Il mappamondo ruotava sotto le dita di Guido e quando non era più sufficiente interveniva la fantasia a rimodellarlo fino ad adeguarlo alle dimensioni dei suoi bisogni fiabeschi. La figura alta, sottile e severa del professor Marino Vasi, aveva di per se stessa un non so che di impervio e pareva che da quell’altezza le di lui argomentazioni si ponessero di diritto quali custodi dei più autentici valori della ragione. La matematica era la fortezza inespugnabile da cui partiva il suo “sermo generatur ad intellectu”  e noi tutti avevamo la certezza che solo un matto ne avrebbe potuto negare la validità, e solo uno sciocco avrebbe escluso che avesse un riferimento oggettivo. Tuttavia quella perfezione dialettica, quella precisione sillogistica, quell’argomentare freddo, con intavolature matematiche e geometriche, esemplare per completezza ed essenzialità, doti che ancor oggi caratterizzano ogni ragionamento di Marino Vasi, avevano il potere di intimorirci per cui, allorché con lunghi passi, gli occhi protetti da enormi e spesse lenti scure, quasi accecato dai riverbanti barbagli del sole sull’acqua, faceva la sua comparsa Glauco Cosmi, per tutti noi era una epifania.

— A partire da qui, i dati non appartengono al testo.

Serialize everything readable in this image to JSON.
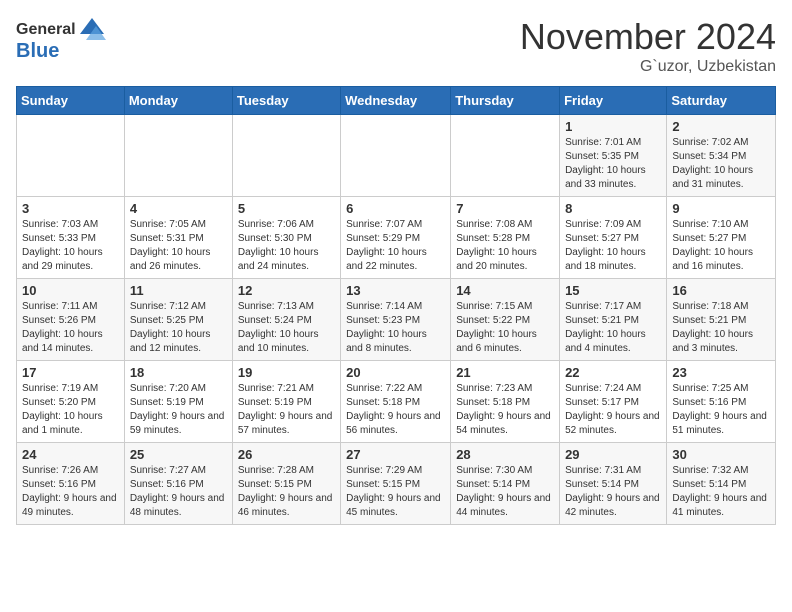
{
  "header": {
    "logo_general": "General",
    "logo_blue": "Blue",
    "title": "November 2024",
    "location": "G`uzor, Uzbekistan"
  },
  "days_of_week": [
    "Sunday",
    "Monday",
    "Tuesday",
    "Wednesday",
    "Thursday",
    "Friday",
    "Saturday"
  ],
  "weeks": [
    [
      {
        "day": "",
        "info": ""
      },
      {
        "day": "",
        "info": ""
      },
      {
        "day": "",
        "info": ""
      },
      {
        "day": "",
        "info": ""
      },
      {
        "day": "",
        "info": ""
      },
      {
        "day": "1",
        "info": "Sunrise: 7:01 AM\nSunset: 5:35 PM\nDaylight: 10 hours and 33 minutes."
      },
      {
        "day": "2",
        "info": "Sunrise: 7:02 AM\nSunset: 5:34 PM\nDaylight: 10 hours and 31 minutes."
      }
    ],
    [
      {
        "day": "3",
        "info": "Sunrise: 7:03 AM\nSunset: 5:33 PM\nDaylight: 10 hours and 29 minutes."
      },
      {
        "day": "4",
        "info": "Sunrise: 7:05 AM\nSunset: 5:31 PM\nDaylight: 10 hours and 26 minutes."
      },
      {
        "day": "5",
        "info": "Sunrise: 7:06 AM\nSunset: 5:30 PM\nDaylight: 10 hours and 24 minutes."
      },
      {
        "day": "6",
        "info": "Sunrise: 7:07 AM\nSunset: 5:29 PM\nDaylight: 10 hours and 22 minutes."
      },
      {
        "day": "7",
        "info": "Sunrise: 7:08 AM\nSunset: 5:28 PM\nDaylight: 10 hours and 20 minutes."
      },
      {
        "day": "8",
        "info": "Sunrise: 7:09 AM\nSunset: 5:27 PM\nDaylight: 10 hours and 18 minutes."
      },
      {
        "day": "9",
        "info": "Sunrise: 7:10 AM\nSunset: 5:27 PM\nDaylight: 10 hours and 16 minutes."
      }
    ],
    [
      {
        "day": "10",
        "info": "Sunrise: 7:11 AM\nSunset: 5:26 PM\nDaylight: 10 hours and 14 minutes."
      },
      {
        "day": "11",
        "info": "Sunrise: 7:12 AM\nSunset: 5:25 PM\nDaylight: 10 hours and 12 minutes."
      },
      {
        "day": "12",
        "info": "Sunrise: 7:13 AM\nSunset: 5:24 PM\nDaylight: 10 hours and 10 minutes."
      },
      {
        "day": "13",
        "info": "Sunrise: 7:14 AM\nSunset: 5:23 PM\nDaylight: 10 hours and 8 minutes."
      },
      {
        "day": "14",
        "info": "Sunrise: 7:15 AM\nSunset: 5:22 PM\nDaylight: 10 hours and 6 minutes."
      },
      {
        "day": "15",
        "info": "Sunrise: 7:17 AM\nSunset: 5:21 PM\nDaylight: 10 hours and 4 minutes."
      },
      {
        "day": "16",
        "info": "Sunrise: 7:18 AM\nSunset: 5:21 PM\nDaylight: 10 hours and 3 minutes."
      }
    ],
    [
      {
        "day": "17",
        "info": "Sunrise: 7:19 AM\nSunset: 5:20 PM\nDaylight: 10 hours and 1 minute."
      },
      {
        "day": "18",
        "info": "Sunrise: 7:20 AM\nSunset: 5:19 PM\nDaylight: 9 hours and 59 minutes."
      },
      {
        "day": "19",
        "info": "Sunrise: 7:21 AM\nSunset: 5:19 PM\nDaylight: 9 hours and 57 minutes."
      },
      {
        "day": "20",
        "info": "Sunrise: 7:22 AM\nSunset: 5:18 PM\nDaylight: 9 hours and 56 minutes."
      },
      {
        "day": "21",
        "info": "Sunrise: 7:23 AM\nSunset: 5:18 PM\nDaylight: 9 hours and 54 minutes."
      },
      {
        "day": "22",
        "info": "Sunrise: 7:24 AM\nSunset: 5:17 PM\nDaylight: 9 hours and 52 minutes."
      },
      {
        "day": "23",
        "info": "Sunrise: 7:25 AM\nSunset: 5:16 PM\nDaylight: 9 hours and 51 minutes."
      }
    ],
    [
      {
        "day": "24",
        "info": "Sunrise: 7:26 AM\nSunset: 5:16 PM\nDaylight: 9 hours and 49 minutes."
      },
      {
        "day": "25",
        "info": "Sunrise: 7:27 AM\nSunset: 5:16 PM\nDaylight: 9 hours and 48 minutes."
      },
      {
        "day": "26",
        "info": "Sunrise: 7:28 AM\nSunset: 5:15 PM\nDaylight: 9 hours and 46 minutes."
      },
      {
        "day": "27",
        "info": "Sunrise: 7:29 AM\nSunset: 5:15 PM\nDaylight: 9 hours and 45 minutes."
      },
      {
        "day": "28",
        "info": "Sunrise: 7:30 AM\nSunset: 5:14 PM\nDaylight: 9 hours and 44 minutes."
      },
      {
        "day": "29",
        "info": "Sunrise: 7:31 AM\nSunset: 5:14 PM\nDaylight: 9 hours and 42 minutes."
      },
      {
        "day": "30",
        "info": "Sunrise: 7:32 AM\nSunset: 5:14 PM\nDaylight: 9 hours and 41 minutes."
      }
    ]
  ]
}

25 settembre 1983. Rimini, Teatro Novelli. Glauco Cosmi con Federico Fellini

Poteva o no Glauco fischiettaci l’overture del Don Giovanni di Mozart, poteva o no procurarci vertigini malheriane accennando sottovoce all’inizio della Seconda sinfonia, poteva o no incantarci con storielle esilaranti esibendo un vero e proprio arsenale di facezie, di aneddoti, che solo l’avesse voluto veramente, l’avrebbero portato, se raccontate nei giusti luoghi, ad essere il comico più intelligente ed ironico circolante in Italia. Egli stesso era di per sé una presenza appartenente alla schiera dei lacrimosi Pierrot, dei giocolieri, dei guitti, dei fini dicitori: in abiti neri, in un’attitudine accigliata che faceva più risaltare le fiammeggianti invenzioni verbali di cui era capace, pareva duellare continuamente con la plumbea gravezza del vivere e fatalmente, comunque andassero le cose, riusciva ad esser lui il vincitore, allorché alla fine di quegli strabilianti monologhi che erano veri capolavori di intelligenza comica, strappava agli ascoltatori il riso più sincero.

Gli scogli non sono più frequentati. Per noi, ormai, l’adesione al mondo della “marina” è ostacolata da avveniristici, dissacranti progetti. Le visioni si intrecciano ai pensieri, ma gli enormi tendoni deturpanti, le distese grigie di cemento, la folla che scivola, ignara e sbalordita, confusa nel proprio peregrinare, la devastazione e lo scempio ambientale, hanno fatto sì che non resti altra alternativa che invocare il sonno dell’oblio. Secondo Aristotele il sonno era dovuto ad un raffreddamento del cuore. Sarà per questo che i vecchi non dormono mai?